Stavros Pavlou, Senior & Managing Partner of Patrikios Pavlou & Associates LLC and Fellow of the Chartered Institute of Arbitrators, gave a podcast interview to Legal Matters, which is an online channel, operated by the lawyer Christophoros Christofi, discussing issues that are of great interest to the legal community in Cyprus. Alternative dispute resolution as the road to the future was the topic of the interview.
Mr Stavros Pavlou had the opportunity to give a clear and structured opinion on the steps that Cyprus should follow with regards to dispute resolution. He analysed the reasons for his belief that the current Court system of administration of justice in Cyprus is at a dead-end, and therefore, the only immediately available escape route is to embrace Alternative Dispute Resolution and implement a new Arbitration Law. The following are highlights of the views and opinions of Mr Pavlou discussed with Mr Christofi during the interview.
Firstly, the current Court system of administration of justice in Cyprus does not work properly. The waiting time for the hearing of a case is at least six years and for the hearing of an appeal is three years. It is impossible to have the hearing of a case within a reasonable time. As a result, the judicial system does not support social, economic and political life and the judgments of Cyprus Courts do not have any economic sense at a time relevant to the disputes before them.
In light of the above, alternative dispute resolution methods can provide a more efficient system for dispute resolution and promote economic and social development in Cyprus, assisting the Courts by lightening the burden thrust upon the latter by the volume of cases before the same. The most popular alternative dispute resolution mechanisms are mediation and arbitration. It is essential to develop a culture of both of them in order to increase their use. The advantages of using arbitration over litigation as a dispute resolution procedure include, inter alia, the following: flexibility in terms of the procedure, speed, freedom of the parties to appoint specialists, confidentiality and efficiency. The main benefit of mediation it that the parties can maintain a good business or even personal relationship in commercial disputes, while at the same time find consensual solutions to their differences.
Domestic arbitration is governed by the Arbitration Law 1944 (Cap. 4). Unfortunately, Cap.4 is based on the older version of the English Arbitration Act and it has not been amended to reflect modern arbitration practice.
Pursuant to the provisions of Cap.4, there is a real risk of a Court constantly intervening at the behest of one or the other of the parties to delay the arbitration proceedings. Depending on the type of application filed with the court, the arbitration proceedings may be delayed for one year or even longer. The International Arbitration in Commercial Matters Law (Law 101/1987) applies exclusively to international commercial disputes and is almost identical to the UNCITRAL Model Law. The amendments of UNCITRAL Model Law in 2006 have not been adopted by the Cypriot legislator.
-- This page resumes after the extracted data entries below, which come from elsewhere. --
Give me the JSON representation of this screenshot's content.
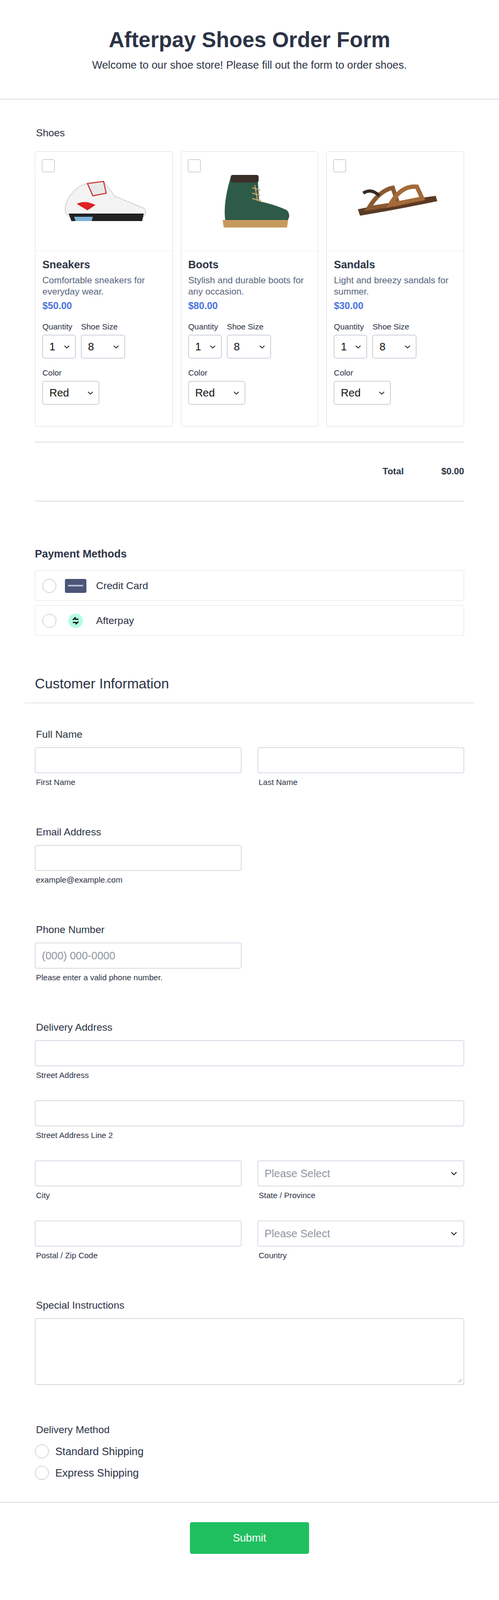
{
  "header": {
    "title": "Afterpay Shoes Order Form",
    "subtitle": "Welcome to our shoe store! Please fill out the form to order shoes."
  },
  "products": {
    "label": "Shoes",
    "items": [
      {
        "kind": "sneaker",
        "name": "Sneakers",
        "description": "Comfortable sneakers for everyday wear.",
        "price": "$50.00",
        "checked": false,
        "quantity_label": "Quantity",
        "quantity": "1",
        "size_label": "Shoe Size",
        "size": "8",
        "color_label": "Color",
        "color": "Red"
      },
      {
        "kind": "boot",
        "name": "Boots",
        "description": "Stylish and durable boots for any occasion.",
        "price": "$80.00",
        "checked": false,
        "quantity_label": "Quantity",
        "quantity": "1",
        "size_label": "Shoe Size",
        "size": "8",
        "color_label": "Color",
        "color": "Red"
      },
      {
        "kind": "sandal",
        "name": "Sandals",
        "description": "Light and breezy sandals for summer.",
        "price": "$30.00",
        "checked": false,
        "quantity_label": "Quantity",
        "quantity": "1",
        "size_label": "Shoe Size",
        "size": "8",
        "color_label": "Color",
        "color": "Red"
      }
    ]
  },
  "total": {
    "label": "Total",
    "value": "$0.00"
  },
  "payment": {
    "title": "Payment Methods",
    "options": [
      {
        "kind": "card",
        "label": "Credit Card",
        "selected": false
      },
      {
        "kind": "afterpay",
        "label": "Afterpay",
        "selected": false
      }
    ]
  },
  "customer": {
    "title": "Customer Information",
    "full_name": {
      "label": "Full Name",
      "first": "First Name",
      "last": "Last Name"
    },
    "email": {
      "label": "Email Address",
      "hint": "example@example.com"
    },
    "phone": {
      "label": "Phone Number",
      "placeholder": "(000) 000-0000",
      "hint": "Please enter a valid phone number."
    },
    "address": {
      "label": "Delivery Address",
      "street": "Street Address",
      "street2": "Street Address Line 2",
      "city": "City",
      "state": {
        "placeholder": "Please Select",
        "sublabel": "State / Province"
      },
      "zip": "Postal / Zip Code",
      "country": {
        "placeholder": "Please Select",
        "sublabel": "Country"
      }
    },
    "instructions": {
      "label": "Special Instructions"
    },
    "delivery": {
      "label": "Delivery Method",
      "options": [
        {
          "label": "Standard Shipping",
          "selected": false
        },
        {
          "label": "Express Shipping",
          "selected": false
        }
      ]
    }
  },
  "submit": "Submit"
}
Cyprus is also a party to the New York Convention (ratified in Cyprus by the Ratification Law (84/1979)) and an award issued in Cyprus can be easily recognised and enforced locally as well as in 157 other countries.
The amendment of the Arbitration Law is fundamental in the promotion and development of arbitration in Cyprus. Interestingly, Mr. Stavros Pavlou participates in an initiative under the auspices of the Commissioner of Legislation, Ms Louiza Zanettou, to amend the Arbitration Law. The aim is to provide the Commissioner for Legislation with a draft of a brand new Arbitration Law. The suggestion is that Cap.4 should be abolished and a new Arbitration Law should be adopted. This new Arbitration Law should be based on UNCITRAL Model Law but it should apply in relation to all types of arbitrations (i.e. domestic arbitrations, international arbitrations, energy arbitrations, arbitrations based on Bilateral Investment Treaties). The legislation of Hong Kong (Cap.609 Arbitration Ordinance) and the legislation of Ireland (Arbitration Act 2010) can be taken into consideration as examples because both of them are common-law countries which adopted the UNCITRAL Model Law. If an arbitral tribunal handles all the interim proceedings and a Court facilitates the arbitration proceedings only at the final stage of recognition and enforcement, the arbitration proceedings will be more efficient. Furthermore, the new Arbitration Law can adopt default arbitration rules like the UNCITRAL Arbitration Rules as revised in 2010.
With regards to mediation, the legal framework is provided by The Certain Aspects of Mediation in Civil Matters Law of 2012 (Law 159(I) of 2012), which is inadequate to satisfy the needs of society. The decision to use mediation is voluntary for both parties and unfortunately, legal consultants and litigants, seem generally reluctant to resort to mediation in order to conclude an amicable settlement.
In conclusion, a new Arbitration Law, an amended Mediation Law and the creation of a new culture concerning alternative dispute resolution will play a pivotal role in establishing Cyprus as an international alternative dispute resolution centre.